MANOVA
Introduction
MANOVA — multivariate analysis of variance — tests whether group means differ across several dependent variables simultaneously, accounting for the correlations among the outcomes. It is more powerful than running separate one-way ANOVAs when outcomes are correlated, because it pools information across the response set instead of testing each in isolation. It also controls Type I error at the family-wise level for the joint hypothesis, removing the need for multiple-comparison correction across a battery of univariate ANOVAs.
Prerequisites
A working understanding of one-way ANOVA, multivariate Normal distributions, and covariance matrices.
Theory
MANOVA decomposes the total cross-product matrix into hypothesis (\(H\)) and error (\(E\)) components and constructs four standard multivariate test statistics from their joint structure:
- Wilks’ lambda: \(\Lambda = |E| / |H + E|\), the classical choice; small values reject the null.

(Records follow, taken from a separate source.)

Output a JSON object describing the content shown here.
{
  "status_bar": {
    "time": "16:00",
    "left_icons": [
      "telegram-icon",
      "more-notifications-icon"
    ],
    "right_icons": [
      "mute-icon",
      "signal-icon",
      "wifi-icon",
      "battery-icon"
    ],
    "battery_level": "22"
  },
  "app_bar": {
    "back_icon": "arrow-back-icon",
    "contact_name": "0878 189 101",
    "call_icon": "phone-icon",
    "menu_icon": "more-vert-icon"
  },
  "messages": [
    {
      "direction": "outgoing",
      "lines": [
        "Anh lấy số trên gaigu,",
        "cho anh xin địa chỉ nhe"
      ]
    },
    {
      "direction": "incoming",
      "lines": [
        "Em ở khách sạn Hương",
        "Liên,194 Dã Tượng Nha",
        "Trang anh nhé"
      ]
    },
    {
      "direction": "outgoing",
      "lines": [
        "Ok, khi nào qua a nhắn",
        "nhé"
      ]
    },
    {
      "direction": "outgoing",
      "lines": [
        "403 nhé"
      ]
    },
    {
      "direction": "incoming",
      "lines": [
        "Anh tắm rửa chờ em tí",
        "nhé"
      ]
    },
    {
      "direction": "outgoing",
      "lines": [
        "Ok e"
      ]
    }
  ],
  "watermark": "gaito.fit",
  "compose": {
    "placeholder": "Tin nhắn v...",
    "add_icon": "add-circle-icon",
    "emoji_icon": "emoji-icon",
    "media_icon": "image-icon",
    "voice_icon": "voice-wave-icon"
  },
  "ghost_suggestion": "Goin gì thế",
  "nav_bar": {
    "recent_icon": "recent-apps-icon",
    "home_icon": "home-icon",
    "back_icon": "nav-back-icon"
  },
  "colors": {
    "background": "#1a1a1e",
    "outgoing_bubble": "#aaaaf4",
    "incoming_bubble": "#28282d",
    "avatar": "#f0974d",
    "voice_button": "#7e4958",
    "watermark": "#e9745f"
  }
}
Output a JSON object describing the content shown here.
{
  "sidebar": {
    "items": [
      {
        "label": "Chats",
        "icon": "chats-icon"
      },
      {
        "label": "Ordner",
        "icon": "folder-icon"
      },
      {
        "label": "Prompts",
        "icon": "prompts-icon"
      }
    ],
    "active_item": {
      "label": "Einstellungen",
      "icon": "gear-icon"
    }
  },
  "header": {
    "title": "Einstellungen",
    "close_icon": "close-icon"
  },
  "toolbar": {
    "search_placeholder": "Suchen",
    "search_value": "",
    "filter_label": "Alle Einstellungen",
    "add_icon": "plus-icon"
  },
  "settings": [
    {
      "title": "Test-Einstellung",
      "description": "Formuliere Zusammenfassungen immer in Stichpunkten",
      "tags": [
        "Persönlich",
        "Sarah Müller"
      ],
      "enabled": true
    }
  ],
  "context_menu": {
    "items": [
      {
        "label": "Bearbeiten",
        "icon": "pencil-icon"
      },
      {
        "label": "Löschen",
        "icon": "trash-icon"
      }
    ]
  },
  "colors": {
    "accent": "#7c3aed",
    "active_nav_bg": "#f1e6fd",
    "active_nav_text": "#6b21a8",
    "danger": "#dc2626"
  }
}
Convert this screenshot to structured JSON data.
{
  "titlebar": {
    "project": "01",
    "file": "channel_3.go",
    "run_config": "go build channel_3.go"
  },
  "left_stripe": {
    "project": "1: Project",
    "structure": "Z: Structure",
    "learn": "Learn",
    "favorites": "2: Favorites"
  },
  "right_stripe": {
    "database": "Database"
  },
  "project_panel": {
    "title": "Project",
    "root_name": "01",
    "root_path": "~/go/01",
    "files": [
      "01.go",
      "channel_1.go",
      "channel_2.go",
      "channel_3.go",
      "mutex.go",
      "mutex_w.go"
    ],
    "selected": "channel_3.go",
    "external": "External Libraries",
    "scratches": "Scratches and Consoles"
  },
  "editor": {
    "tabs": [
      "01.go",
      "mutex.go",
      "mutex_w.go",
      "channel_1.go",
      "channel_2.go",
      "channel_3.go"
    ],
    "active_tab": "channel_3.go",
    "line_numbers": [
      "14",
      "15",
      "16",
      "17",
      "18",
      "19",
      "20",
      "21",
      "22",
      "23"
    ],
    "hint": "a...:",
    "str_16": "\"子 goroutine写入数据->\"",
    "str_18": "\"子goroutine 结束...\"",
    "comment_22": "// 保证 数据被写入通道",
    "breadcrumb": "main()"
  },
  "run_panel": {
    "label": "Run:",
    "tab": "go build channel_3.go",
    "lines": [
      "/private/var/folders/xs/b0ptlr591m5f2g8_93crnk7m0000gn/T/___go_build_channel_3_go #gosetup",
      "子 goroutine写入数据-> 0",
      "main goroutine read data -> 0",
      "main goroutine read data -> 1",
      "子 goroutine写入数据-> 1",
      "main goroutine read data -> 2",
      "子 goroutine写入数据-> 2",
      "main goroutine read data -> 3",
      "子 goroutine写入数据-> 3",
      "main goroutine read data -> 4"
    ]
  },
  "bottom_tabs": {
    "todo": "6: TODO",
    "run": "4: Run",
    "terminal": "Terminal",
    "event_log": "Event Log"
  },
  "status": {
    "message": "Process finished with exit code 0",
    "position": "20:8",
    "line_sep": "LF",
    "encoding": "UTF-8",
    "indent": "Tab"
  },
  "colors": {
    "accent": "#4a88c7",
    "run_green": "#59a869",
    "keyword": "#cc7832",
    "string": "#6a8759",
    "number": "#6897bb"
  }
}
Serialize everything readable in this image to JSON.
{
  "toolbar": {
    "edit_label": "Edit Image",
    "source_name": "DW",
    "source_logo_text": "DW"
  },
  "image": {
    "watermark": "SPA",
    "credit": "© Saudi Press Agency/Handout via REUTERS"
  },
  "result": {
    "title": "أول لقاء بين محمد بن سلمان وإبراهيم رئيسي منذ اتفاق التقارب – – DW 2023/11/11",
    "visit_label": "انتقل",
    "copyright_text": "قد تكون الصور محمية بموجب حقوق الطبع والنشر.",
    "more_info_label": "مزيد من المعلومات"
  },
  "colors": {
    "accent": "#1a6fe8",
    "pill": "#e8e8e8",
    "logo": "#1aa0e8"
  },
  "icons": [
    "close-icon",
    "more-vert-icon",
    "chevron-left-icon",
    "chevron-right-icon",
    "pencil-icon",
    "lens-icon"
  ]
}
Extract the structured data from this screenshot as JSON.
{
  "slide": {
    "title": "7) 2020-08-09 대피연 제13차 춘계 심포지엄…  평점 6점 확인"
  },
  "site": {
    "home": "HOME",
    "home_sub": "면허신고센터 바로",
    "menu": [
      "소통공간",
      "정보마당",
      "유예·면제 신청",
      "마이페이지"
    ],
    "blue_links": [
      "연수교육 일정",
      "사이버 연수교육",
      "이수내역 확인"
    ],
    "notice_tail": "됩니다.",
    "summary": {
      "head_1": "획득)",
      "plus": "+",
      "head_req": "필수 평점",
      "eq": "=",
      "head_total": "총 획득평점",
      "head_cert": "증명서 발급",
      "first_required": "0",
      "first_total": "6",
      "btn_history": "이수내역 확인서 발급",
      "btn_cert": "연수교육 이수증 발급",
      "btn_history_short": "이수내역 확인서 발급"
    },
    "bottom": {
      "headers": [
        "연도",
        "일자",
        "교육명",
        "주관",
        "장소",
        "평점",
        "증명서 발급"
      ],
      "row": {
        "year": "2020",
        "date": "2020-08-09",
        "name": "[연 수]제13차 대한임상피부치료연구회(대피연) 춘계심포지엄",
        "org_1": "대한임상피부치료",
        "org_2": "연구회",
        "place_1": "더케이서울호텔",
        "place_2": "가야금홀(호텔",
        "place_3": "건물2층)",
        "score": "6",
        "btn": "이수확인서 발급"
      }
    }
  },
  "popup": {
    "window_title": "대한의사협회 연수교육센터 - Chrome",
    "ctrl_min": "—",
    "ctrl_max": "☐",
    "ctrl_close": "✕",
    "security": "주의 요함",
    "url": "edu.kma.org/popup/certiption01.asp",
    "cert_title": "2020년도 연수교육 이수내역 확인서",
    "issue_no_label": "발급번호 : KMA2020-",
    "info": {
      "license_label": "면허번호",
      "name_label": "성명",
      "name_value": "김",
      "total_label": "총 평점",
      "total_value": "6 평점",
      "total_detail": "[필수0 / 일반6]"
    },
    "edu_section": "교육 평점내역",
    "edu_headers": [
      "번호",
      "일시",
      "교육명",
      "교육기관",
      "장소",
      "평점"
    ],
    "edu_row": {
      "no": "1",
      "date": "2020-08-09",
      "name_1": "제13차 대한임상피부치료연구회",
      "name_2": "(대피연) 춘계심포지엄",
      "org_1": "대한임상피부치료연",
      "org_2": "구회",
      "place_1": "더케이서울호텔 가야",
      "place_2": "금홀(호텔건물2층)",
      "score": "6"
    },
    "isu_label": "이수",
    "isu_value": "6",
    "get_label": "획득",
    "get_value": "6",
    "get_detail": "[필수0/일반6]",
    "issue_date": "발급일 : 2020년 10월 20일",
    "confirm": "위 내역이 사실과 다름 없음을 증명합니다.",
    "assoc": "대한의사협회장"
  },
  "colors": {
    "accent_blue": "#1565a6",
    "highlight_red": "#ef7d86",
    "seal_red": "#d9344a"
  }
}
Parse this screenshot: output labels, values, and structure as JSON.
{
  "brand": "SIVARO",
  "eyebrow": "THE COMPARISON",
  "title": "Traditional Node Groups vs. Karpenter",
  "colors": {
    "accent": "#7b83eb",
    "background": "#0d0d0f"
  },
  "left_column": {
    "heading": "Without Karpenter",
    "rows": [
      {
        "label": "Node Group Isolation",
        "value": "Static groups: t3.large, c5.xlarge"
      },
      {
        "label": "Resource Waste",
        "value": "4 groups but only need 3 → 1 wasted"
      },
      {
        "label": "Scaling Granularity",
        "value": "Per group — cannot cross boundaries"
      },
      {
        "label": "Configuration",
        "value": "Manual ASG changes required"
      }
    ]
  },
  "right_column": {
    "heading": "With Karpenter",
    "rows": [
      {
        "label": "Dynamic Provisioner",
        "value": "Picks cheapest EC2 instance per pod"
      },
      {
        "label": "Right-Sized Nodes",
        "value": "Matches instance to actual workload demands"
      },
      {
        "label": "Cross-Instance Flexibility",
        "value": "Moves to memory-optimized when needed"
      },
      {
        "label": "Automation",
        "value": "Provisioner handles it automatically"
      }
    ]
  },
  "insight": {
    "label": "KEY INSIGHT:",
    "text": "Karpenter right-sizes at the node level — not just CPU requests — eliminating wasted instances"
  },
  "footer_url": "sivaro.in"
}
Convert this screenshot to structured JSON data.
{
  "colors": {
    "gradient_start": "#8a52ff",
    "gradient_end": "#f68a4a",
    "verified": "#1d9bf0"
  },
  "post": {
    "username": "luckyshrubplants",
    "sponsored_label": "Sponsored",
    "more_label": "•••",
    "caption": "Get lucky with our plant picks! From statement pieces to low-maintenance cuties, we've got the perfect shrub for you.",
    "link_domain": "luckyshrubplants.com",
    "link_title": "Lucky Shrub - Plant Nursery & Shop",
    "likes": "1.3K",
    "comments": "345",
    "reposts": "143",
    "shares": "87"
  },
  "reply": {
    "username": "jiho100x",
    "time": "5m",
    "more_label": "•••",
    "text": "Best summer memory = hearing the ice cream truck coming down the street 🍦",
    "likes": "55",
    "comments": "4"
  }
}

- Pillai’s trace: \(V = \mathrm{tr}(H (H + E)^{-1})\), robust to covariance heterogeneity and the recommended default.
- Hotelling–Lawley trace: \(T = \mathrm{tr}(H E^{-1})\), more powerful when one dimension dominates.
- Roy’s greatest root: $= $ largest eigenvalue of \(H E^{-1}\), most powerful when group differences are concentrated in one direction but liberal otherwise.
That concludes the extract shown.